It’s not okay to not be okay

by Rick Johansen

Everything today is, or will be, a ‘game-changer’. The antibody test to see if you have had COVID-19? A game-changer. The chancellor’s ‘furlough’ system to save jobs? A game-changer. Football, Prince William and Our Mental Health on BBC One? A game-changer. Well, none of them are game-changers and certainly not the last one.

However, far from being critical of Prince William, I happen to feel he deserves our unqualified support and indeed thanks for keeping the subject of mental health alive because no other bugger seems interested, certainly not Boris Johnson and his wretched government. Let me give you an example of what I mean.

As my loyal reader will know, I finally bowed to the inevitable last week and contacted my GP regarding my latest blip. And as usual, she was mightily caring and supportive – and I mean this sincerely, friends – until it came to the bit about what could be done. To cut a short story even shorter, for your average basket case (like me) the answer is nothing.  Despite the advice from the government that the NHS is open for business for all sorts of stuff, as well as just COVID-19, actually to all intents and purposes, it isn’t.

For emergencies, you’ll get seen. Heart attack, stroke and serious physical illness, call 999. Need sectioning, Sir? Yes, we can probably cope with that, too. Minor to intermediate poor physical and mental health? Well, there are these long waiting lists, you see. Can you come back in 2022?

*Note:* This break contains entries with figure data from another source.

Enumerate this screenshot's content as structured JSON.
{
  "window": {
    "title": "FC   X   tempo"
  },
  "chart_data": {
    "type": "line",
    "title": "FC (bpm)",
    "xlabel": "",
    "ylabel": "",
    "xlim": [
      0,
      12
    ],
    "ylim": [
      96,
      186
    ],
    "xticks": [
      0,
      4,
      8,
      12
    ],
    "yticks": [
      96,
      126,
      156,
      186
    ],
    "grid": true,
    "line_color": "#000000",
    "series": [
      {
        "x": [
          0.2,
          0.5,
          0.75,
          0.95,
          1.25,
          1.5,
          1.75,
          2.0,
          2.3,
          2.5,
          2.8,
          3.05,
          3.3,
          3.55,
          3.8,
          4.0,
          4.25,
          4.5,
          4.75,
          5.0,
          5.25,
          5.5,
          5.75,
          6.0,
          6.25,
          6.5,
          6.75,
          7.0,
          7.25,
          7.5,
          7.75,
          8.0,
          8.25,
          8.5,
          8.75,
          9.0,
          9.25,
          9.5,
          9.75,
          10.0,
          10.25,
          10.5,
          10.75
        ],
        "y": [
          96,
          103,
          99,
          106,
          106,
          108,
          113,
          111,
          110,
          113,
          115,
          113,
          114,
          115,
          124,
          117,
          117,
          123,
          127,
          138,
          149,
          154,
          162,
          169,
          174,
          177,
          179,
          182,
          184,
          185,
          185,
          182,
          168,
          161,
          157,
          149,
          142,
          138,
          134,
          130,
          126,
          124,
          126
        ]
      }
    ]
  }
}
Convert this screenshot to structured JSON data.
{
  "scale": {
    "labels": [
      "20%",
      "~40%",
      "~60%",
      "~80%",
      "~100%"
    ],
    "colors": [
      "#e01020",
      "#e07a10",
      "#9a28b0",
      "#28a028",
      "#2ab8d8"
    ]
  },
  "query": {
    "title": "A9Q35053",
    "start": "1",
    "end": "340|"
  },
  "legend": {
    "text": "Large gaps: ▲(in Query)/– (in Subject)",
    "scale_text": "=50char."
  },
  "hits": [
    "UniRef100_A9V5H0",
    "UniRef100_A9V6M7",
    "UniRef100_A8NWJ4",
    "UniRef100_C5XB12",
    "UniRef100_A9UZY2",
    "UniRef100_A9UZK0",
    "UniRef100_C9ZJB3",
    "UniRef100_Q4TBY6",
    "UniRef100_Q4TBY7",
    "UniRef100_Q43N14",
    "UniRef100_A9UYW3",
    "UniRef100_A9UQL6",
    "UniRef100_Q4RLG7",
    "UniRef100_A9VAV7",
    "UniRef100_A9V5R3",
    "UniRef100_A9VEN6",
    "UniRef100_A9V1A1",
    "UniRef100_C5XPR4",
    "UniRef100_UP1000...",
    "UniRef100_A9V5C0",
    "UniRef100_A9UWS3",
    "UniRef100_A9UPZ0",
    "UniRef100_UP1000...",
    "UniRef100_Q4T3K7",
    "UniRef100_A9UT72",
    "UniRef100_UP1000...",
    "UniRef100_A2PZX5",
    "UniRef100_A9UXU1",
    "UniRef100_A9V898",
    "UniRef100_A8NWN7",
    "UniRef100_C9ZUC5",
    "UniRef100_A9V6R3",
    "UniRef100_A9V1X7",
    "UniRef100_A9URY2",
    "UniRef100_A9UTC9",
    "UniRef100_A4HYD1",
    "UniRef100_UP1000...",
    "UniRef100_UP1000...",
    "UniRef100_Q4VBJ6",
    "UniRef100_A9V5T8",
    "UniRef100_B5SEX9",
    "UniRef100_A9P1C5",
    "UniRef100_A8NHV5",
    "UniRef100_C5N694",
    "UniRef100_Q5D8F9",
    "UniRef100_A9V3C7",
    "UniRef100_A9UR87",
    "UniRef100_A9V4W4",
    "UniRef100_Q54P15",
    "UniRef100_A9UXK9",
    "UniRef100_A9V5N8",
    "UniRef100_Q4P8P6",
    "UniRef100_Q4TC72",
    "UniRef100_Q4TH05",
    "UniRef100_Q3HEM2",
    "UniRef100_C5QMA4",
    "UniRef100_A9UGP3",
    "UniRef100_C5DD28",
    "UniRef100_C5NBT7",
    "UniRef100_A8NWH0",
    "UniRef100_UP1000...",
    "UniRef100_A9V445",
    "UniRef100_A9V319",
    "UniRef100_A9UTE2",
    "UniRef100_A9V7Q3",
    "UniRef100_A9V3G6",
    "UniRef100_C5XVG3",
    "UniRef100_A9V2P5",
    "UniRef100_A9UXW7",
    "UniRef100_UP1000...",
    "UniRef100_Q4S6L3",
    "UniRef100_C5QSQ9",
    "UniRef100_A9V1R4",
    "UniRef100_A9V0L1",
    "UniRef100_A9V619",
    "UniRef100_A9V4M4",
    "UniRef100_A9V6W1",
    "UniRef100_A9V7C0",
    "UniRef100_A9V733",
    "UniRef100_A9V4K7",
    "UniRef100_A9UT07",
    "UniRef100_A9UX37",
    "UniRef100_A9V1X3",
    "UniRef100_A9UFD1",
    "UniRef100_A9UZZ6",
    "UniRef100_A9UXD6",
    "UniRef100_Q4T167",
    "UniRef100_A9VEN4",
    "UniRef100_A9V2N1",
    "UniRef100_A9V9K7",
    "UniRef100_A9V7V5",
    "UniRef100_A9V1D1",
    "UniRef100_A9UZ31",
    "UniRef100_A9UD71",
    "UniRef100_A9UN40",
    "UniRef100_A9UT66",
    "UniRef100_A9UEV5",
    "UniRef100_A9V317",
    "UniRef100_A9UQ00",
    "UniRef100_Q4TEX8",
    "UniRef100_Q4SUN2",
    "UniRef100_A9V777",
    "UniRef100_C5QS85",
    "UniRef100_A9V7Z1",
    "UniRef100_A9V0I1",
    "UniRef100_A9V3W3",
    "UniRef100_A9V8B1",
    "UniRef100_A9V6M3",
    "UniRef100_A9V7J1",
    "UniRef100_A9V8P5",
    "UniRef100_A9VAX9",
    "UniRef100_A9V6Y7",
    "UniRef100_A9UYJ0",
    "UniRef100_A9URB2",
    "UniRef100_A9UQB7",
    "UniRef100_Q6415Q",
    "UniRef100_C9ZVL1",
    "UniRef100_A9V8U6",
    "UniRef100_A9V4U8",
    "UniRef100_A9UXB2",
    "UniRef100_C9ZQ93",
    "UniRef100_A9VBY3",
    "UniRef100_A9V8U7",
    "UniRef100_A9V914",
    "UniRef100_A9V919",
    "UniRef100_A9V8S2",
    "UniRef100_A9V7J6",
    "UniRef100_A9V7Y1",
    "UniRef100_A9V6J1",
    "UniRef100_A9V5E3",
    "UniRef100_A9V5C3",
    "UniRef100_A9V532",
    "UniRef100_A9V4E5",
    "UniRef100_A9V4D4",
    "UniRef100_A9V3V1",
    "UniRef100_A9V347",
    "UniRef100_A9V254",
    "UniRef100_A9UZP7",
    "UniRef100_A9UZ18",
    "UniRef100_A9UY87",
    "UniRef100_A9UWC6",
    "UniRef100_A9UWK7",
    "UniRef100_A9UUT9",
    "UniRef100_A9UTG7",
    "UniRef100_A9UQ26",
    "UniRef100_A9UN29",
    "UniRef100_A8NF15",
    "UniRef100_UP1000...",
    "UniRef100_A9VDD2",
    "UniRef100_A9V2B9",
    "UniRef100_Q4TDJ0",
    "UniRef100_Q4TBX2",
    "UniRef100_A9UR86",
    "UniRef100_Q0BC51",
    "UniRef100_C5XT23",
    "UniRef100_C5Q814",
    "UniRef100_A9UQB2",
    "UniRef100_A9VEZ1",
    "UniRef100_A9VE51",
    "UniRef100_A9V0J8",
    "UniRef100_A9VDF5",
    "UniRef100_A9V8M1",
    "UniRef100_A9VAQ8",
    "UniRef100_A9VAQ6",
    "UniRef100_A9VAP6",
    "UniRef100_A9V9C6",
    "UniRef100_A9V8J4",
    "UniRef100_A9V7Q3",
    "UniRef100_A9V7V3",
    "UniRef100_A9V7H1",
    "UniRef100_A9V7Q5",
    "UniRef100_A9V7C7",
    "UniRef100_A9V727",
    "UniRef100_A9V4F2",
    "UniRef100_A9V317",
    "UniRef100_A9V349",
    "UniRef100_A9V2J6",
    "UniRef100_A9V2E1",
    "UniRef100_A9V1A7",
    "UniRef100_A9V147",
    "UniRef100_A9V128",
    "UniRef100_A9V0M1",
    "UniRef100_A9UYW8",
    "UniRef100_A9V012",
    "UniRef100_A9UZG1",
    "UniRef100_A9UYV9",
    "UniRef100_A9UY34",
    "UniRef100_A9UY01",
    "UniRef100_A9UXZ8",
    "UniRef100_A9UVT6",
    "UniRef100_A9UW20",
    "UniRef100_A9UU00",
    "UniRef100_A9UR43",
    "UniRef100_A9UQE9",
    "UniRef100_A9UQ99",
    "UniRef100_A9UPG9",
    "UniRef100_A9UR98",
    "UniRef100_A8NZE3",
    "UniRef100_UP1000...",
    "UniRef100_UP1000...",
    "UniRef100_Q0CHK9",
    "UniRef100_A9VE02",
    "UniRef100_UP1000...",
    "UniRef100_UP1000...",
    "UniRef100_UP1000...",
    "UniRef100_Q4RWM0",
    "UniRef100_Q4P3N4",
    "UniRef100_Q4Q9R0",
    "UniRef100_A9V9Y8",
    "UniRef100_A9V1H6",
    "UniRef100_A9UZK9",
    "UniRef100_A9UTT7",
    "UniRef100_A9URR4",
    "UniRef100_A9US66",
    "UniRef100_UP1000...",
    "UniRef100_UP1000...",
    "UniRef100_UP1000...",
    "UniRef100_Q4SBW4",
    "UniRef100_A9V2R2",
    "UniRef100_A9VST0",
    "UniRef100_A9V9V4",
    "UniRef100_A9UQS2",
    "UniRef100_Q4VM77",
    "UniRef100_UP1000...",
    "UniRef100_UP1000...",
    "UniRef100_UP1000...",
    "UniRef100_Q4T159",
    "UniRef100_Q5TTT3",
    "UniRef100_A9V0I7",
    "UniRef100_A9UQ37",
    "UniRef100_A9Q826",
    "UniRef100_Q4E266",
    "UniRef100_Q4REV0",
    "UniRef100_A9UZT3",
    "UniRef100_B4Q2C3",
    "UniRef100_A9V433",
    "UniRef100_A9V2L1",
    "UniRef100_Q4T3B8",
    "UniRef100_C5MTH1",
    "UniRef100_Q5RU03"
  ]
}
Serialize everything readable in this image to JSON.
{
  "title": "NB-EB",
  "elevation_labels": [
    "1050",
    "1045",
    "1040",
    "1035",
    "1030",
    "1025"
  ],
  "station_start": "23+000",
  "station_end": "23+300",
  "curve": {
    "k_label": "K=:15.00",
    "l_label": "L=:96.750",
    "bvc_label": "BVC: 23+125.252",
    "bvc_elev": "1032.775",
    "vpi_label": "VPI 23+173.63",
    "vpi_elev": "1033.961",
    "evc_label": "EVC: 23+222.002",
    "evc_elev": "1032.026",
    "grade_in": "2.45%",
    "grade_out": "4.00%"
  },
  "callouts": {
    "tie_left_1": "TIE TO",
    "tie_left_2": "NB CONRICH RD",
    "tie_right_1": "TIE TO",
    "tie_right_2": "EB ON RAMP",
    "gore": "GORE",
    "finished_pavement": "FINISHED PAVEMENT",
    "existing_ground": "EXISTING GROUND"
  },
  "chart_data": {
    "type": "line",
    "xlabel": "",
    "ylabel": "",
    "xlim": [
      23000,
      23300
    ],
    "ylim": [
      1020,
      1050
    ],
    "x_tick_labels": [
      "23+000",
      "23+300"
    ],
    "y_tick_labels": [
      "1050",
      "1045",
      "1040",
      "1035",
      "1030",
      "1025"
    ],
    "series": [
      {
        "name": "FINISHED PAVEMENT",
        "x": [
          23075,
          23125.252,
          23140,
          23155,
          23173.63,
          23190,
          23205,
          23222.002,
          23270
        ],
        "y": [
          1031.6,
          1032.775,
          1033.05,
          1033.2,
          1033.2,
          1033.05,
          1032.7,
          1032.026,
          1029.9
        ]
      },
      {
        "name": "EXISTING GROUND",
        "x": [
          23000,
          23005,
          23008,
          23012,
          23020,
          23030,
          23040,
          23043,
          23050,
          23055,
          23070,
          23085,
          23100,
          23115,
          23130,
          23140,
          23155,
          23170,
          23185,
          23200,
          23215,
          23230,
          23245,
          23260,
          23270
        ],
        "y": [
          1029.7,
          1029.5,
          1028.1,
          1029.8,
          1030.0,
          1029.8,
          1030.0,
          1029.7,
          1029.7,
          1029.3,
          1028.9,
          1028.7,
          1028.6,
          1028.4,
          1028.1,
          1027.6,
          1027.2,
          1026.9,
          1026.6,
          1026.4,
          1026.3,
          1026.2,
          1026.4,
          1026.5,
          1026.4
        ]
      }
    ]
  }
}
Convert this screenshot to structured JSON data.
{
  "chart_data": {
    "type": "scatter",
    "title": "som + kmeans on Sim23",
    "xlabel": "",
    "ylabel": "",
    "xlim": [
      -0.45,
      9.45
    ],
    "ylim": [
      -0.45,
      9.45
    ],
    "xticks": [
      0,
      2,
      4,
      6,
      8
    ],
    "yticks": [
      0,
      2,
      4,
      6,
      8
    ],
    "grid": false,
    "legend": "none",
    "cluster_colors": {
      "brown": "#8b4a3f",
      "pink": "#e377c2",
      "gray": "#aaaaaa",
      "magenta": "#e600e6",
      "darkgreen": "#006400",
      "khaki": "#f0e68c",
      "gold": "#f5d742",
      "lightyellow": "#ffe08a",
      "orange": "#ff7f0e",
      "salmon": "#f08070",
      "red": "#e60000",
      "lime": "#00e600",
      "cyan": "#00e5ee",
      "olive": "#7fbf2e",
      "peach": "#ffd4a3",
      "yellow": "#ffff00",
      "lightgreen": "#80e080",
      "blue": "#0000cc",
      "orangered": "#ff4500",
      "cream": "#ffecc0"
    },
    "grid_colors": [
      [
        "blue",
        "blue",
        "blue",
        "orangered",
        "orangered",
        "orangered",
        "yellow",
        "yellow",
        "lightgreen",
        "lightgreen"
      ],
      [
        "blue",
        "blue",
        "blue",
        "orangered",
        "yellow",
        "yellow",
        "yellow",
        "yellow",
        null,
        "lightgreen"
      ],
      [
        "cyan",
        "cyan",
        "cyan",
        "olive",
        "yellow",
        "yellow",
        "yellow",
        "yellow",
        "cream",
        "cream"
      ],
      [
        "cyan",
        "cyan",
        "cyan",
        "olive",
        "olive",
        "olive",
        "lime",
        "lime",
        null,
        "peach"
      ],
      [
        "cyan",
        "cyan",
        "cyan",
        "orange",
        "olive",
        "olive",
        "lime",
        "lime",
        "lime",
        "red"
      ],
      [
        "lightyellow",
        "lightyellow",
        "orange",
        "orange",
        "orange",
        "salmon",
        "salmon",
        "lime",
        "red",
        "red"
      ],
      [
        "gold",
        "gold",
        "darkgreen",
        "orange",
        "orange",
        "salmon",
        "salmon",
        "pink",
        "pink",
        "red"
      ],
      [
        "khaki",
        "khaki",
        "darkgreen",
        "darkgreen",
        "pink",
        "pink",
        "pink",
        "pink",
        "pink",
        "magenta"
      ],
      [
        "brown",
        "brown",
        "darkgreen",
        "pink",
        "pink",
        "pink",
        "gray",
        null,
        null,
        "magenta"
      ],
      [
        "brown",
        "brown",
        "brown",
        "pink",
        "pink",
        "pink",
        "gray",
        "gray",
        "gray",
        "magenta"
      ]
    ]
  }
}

I suppose as I am not actively considering self-harm and suicide, just the occasionally passing dark thoughts, I’m low risk. No point in putting me on the waiting list, then, and no real point in increasing my medication because I’m near the top end of what’s safe anyway. Translation? There’s nothing here for you.

That’s fair enough, I suppose, because there are plenty of people who are much worse off than I am. I know that doesn’t help me much because that’s the guilt trip us mental people go through in order to convince ourselves that we don’t want to be seen as whingeing and complaining. “Look at your life and what you have! There’s people who’d die (not literally) to be in your shoes.” Yes, they probably would be. But I am not them and they are not me.

We’re told often enough by politicians and commentators alike that this virus will have a great effect on people’s mental health. Not just those of us who have suffered with poor mental health in the past but also those who have never had problems before. So, everyone knows the problem. It’s just that currently there’s no solution, apart from Prince William making an excellent TV show on the subject. Well, thanks for this, Messrs Cummings and Johnson. Thanks for nothing.

At least my GP has made my ADHD referral. “There’s a very long waiting list,” she added. “How long?” I could have asked, but why bother? It took me 15 months to get therapy after I was bullied and abused by the British Red Cross. I’m expecting a similar, or even longer, wait with this one.

Mental heath equality with physical health? Do me a favour. Never has been, never will be if things carry on like this. All the great work from Prince William, Stephen Fry, MIND, Heads Together et al is just well-meaning white noise in the grand scheme of things.

‘It’s okay to not be okay’ is nothing more than a collection of words, a slogan in place of a policy, designed to make us all feel better. In my life, it’s never been okay to not be okay. If we don’t progress from words to actions, it never will be.